DWM 462 Girl, Interrupted
Most fans of a certain age will be able to reel you off a list of Doctor Who episodes that they missed. Most parents of fans of a certain age will be able to give you a list of reasons of why missing an episode of Doctor Who did not count as a childhood trauma, whatever their offspring might say. But, you know, at the time it did feel a bit traumatic. A whole chunk of Doctor Who gone, leaving you to wonder forever the delights it may have contained. When I’m grown up, I may have thought to myself as I sulked on a Saturday evening spent in a caravan with no telly, I will never miss an episode of Doctor Who ever. Also, I may have gone on to think, contemplating my taped-off-the-telly audios that featured the phone ringing, my little sister singing and my dad stirring his coffee especially loudly in protest at being asked to keep quiet, I will never, ever interrupt a viewing of Doctor Who.

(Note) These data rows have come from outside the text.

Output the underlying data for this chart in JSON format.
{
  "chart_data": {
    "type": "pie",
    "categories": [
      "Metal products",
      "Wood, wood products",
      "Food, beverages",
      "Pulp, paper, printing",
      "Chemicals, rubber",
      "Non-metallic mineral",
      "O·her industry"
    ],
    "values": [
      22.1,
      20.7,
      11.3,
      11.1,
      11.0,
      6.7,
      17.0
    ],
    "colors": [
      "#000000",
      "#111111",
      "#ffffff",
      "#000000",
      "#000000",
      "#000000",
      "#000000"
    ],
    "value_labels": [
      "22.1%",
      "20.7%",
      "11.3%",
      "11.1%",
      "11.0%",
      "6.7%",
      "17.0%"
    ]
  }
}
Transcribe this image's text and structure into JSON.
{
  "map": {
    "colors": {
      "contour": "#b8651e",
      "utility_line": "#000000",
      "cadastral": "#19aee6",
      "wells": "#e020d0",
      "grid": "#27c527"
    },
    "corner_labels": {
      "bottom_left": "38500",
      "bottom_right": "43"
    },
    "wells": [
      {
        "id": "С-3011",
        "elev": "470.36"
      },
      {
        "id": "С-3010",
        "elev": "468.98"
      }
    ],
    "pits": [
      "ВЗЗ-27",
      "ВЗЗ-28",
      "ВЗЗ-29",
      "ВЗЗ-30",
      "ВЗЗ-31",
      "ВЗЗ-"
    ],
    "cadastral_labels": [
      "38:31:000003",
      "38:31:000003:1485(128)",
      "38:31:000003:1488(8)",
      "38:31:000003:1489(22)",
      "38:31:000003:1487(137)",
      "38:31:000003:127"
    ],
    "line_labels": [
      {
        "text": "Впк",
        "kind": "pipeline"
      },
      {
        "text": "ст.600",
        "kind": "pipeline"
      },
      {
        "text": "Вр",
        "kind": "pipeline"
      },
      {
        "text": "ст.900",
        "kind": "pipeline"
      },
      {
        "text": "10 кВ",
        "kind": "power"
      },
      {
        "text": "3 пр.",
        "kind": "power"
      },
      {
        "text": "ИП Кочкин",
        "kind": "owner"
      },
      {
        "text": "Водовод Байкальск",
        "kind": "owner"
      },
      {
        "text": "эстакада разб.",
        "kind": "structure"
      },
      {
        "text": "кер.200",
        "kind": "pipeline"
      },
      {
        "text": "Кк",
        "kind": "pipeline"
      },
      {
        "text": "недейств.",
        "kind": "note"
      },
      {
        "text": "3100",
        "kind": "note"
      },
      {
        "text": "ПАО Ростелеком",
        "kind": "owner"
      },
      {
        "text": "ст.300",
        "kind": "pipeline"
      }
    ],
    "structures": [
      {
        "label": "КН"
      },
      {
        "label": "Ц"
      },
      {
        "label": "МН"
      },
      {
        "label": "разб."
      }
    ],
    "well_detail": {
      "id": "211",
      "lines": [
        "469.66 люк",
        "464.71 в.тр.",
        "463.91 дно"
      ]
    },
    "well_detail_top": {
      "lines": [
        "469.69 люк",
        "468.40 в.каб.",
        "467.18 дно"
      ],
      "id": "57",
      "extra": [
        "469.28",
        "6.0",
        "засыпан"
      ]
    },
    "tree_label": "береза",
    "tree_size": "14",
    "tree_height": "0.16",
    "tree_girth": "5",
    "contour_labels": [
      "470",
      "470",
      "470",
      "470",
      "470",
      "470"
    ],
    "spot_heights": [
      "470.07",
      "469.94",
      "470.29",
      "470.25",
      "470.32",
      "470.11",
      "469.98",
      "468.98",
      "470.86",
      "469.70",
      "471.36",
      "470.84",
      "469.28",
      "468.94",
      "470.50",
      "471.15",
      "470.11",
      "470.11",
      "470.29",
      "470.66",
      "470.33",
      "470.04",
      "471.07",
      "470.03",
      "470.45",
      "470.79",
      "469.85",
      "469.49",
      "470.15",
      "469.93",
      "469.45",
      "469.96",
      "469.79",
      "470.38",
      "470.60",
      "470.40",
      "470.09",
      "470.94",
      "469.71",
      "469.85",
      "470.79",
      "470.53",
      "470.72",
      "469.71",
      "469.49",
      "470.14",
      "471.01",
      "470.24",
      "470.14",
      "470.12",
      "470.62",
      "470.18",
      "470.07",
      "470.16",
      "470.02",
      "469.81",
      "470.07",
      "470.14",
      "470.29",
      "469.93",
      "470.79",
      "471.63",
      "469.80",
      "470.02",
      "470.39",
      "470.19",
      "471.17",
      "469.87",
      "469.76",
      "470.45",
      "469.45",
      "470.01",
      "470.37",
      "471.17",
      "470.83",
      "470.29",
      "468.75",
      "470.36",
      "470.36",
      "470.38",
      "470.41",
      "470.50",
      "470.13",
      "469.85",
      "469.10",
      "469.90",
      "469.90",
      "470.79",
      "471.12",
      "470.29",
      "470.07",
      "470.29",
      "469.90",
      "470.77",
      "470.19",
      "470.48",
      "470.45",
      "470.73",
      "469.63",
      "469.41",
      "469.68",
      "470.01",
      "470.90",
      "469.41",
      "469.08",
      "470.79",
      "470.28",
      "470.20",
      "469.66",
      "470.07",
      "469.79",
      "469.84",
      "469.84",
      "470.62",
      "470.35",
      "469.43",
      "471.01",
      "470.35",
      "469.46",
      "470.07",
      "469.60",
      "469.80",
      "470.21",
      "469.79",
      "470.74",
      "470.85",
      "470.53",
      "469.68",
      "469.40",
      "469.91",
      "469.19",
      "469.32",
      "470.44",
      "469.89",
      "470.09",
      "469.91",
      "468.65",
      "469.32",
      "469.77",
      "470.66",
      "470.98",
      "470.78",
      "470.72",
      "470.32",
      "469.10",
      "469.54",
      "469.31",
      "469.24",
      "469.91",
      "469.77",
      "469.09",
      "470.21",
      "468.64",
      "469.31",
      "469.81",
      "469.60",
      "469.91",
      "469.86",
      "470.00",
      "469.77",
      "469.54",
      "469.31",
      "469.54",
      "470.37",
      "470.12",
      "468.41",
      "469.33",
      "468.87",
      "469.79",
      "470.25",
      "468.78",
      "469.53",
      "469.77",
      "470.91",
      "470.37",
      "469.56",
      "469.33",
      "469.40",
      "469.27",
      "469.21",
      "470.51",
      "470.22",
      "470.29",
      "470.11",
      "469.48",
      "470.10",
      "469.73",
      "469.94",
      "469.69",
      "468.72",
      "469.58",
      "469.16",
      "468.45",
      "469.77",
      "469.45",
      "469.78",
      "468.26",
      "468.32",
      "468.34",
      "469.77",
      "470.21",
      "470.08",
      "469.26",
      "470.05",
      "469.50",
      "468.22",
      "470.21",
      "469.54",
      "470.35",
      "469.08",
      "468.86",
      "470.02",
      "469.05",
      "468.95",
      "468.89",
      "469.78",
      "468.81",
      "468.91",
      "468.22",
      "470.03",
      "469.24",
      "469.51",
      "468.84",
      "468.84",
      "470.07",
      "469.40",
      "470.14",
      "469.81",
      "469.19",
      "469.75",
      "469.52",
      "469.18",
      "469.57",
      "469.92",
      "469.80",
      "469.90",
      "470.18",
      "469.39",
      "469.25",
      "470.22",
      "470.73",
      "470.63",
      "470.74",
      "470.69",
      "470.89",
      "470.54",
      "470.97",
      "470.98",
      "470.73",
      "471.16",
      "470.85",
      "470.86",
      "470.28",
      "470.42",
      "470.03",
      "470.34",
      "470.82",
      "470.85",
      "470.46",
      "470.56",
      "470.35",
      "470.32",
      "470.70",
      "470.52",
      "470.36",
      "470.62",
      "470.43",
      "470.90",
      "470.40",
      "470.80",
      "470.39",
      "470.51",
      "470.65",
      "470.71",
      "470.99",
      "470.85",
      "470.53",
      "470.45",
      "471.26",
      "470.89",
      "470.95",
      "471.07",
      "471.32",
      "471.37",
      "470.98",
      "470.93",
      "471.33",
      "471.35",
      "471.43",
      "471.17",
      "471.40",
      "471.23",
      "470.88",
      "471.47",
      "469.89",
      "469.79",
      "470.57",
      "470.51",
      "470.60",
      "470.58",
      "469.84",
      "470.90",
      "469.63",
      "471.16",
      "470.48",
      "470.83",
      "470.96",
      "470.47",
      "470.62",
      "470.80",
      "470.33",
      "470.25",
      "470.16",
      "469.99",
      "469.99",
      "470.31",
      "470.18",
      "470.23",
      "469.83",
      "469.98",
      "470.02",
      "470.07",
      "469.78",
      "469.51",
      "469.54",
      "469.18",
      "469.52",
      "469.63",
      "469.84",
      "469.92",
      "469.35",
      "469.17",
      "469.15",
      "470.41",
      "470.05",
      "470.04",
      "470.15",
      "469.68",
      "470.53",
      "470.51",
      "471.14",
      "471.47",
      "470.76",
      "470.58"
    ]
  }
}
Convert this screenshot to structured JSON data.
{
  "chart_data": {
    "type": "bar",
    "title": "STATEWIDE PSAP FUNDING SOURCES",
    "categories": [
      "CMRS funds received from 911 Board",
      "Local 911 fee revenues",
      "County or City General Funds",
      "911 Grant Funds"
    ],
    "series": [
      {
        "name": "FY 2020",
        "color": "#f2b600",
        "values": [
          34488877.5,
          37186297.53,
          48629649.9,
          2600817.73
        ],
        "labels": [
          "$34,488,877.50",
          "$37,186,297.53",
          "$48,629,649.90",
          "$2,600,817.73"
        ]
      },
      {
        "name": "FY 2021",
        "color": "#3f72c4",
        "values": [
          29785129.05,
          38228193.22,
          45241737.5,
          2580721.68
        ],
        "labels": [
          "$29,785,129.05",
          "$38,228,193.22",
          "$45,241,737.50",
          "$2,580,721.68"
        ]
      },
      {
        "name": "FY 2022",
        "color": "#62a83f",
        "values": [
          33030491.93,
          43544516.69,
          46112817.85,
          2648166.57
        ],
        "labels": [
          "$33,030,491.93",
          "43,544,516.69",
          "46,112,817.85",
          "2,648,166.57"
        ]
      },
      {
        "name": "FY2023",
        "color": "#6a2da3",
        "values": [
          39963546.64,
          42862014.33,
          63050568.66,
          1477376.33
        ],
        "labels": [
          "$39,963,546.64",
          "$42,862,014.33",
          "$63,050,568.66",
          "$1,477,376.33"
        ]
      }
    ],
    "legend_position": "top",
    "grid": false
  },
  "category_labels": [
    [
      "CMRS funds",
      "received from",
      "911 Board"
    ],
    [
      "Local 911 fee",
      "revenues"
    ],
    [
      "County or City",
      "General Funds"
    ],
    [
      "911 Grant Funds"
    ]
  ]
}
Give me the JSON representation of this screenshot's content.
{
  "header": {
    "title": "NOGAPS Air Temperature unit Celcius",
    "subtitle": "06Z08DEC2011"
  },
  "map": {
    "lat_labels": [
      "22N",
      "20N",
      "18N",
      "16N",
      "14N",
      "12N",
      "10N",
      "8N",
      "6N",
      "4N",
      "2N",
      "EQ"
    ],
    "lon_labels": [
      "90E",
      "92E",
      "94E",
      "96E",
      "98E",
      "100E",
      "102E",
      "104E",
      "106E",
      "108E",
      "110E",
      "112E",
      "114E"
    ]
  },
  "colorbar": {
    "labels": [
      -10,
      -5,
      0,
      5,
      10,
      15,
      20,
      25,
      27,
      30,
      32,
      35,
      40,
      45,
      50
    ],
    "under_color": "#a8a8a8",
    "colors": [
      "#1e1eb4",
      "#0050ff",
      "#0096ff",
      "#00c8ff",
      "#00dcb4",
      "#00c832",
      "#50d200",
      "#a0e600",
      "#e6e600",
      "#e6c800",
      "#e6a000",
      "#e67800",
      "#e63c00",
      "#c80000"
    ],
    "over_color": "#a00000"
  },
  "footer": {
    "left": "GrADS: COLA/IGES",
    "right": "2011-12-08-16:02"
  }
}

Now I am grown up (at least in terms of years lived) so all this should be plain sailing. Except it isn’t.
Does this really matter so much nowadays? I hear you say. There are many, many ways to watch Doctor Who if you miss the initial broadcast, not to mention that modern episodes are fairly standalone, so your future watching isn’t impaired by missing a single one. (Actually, I probably don’t hear you say that, as you too are a Doctor Who fan. You understand.) Well, no, I guess. But at the same time… yes. In the hustle and bustle of modern life – school and jobs and homework and being permanently connected to the outside world through landlines and mobiles and email and the web and so on and so on, putting aside just one tiny part of that week to experience something together as a family is rather nice.
After all, it’s only one episode a week – and that’s not even every week, by a long chalk. In fact in 2013, there will be (including the anniversary special) about 450 minutes of Doctor Who out of 525,600 minutes total. So the Doctor Who viewer has to set aside only 0.000856 of a year for uninterrupted viewing. Easy!
The Bells of Saint John.
The boys are with husband at his mum’s, and I’m told the following conversation took place:
Her: Your father says he’s going to ring you between 6 and 7 tonight.
Him: No he’s bloomin’ well not, it’s Doctor Who. I’ll text him and tell him not to.
Her: What if he rings anyway?
Him: Don’t answer the phone!
Her: Do you ever not answer the phone to me?
Him: (pause) No, never.
Husband’s dad rings during The Bells of Saint John. The phone, unlike the one in the TARDIS, goes unanswered.
The Rings of Akhaten. Husband’s dad, having learned from bitter experience, phones before Doctor Who, but the call only finishes 30 seconds before the episode starts. There is some panic.
Cold War. I’m at home with poorly Fan Twin, while husband takes Non-Fan Twin to a birthday party some miles away. Extremely involved contigency plans are readied in case the traffic’s bad and they don’t arrive home in time. Fortunately they don’t have to be implemented.
Hide. No interruptions! But we can hardly see the screen for the sun, which is especially unfortunate as this is the dark, creepy episode. Wish this week’s Doctor Who Adventures free gift had been a pair of blackout curtains. Or a Gravitron.
Journey to the Centre of the TARDIS. Having recently watched the film Journey to the Centre of the Earth, the boys spend some time comparing the two. We are torn between encouraging critical viewing and going SHHHHHHH! We’re trying to watch!
The Crimson Horror. Husband’s dad has come to stay. Both boys spend a lot of the episode explaining to him what’s going on, even though he’s actually reading a book rather than watching it. Much merriment is caused when Non-Fan Twin wonders why Strax is planning an attack using custard buns (actually ‘cluster bombs’), although you probably had to be there. And you probably also need to know that custard buns (as made by Granny) are their favourite cakes. Anyway, we miss a chunk of the episode from laughing and thinking up more baked-goods-related weaponry.
Not a single 100 per cent straightforward viewing experience, although most would be up in the high nineties – we’re not pretending any of these things were actually problems. (And with an adult’s perspective, I do realise that the watching of a TV programme is way down life’s list of priorities, however special it is to you.) But the thing about that short uninterrupted time spent together as a family – well, it can be a big deal. That conversation prior to The Bells of Saint John was hearsay because I wasn’t there, I was home alone, ill in bed, about 125 miles away from the rest of my family and feeling decidedly sorry for myself. But at 6.15 precisely I switched on BBC One, and knew that they’d be doing the same. For 45 minutes we all watched the same thing. Just as the Doctor and Clara were connected across many years, so we were connected across many miles. For 45 minutes, that made me feel a lot better.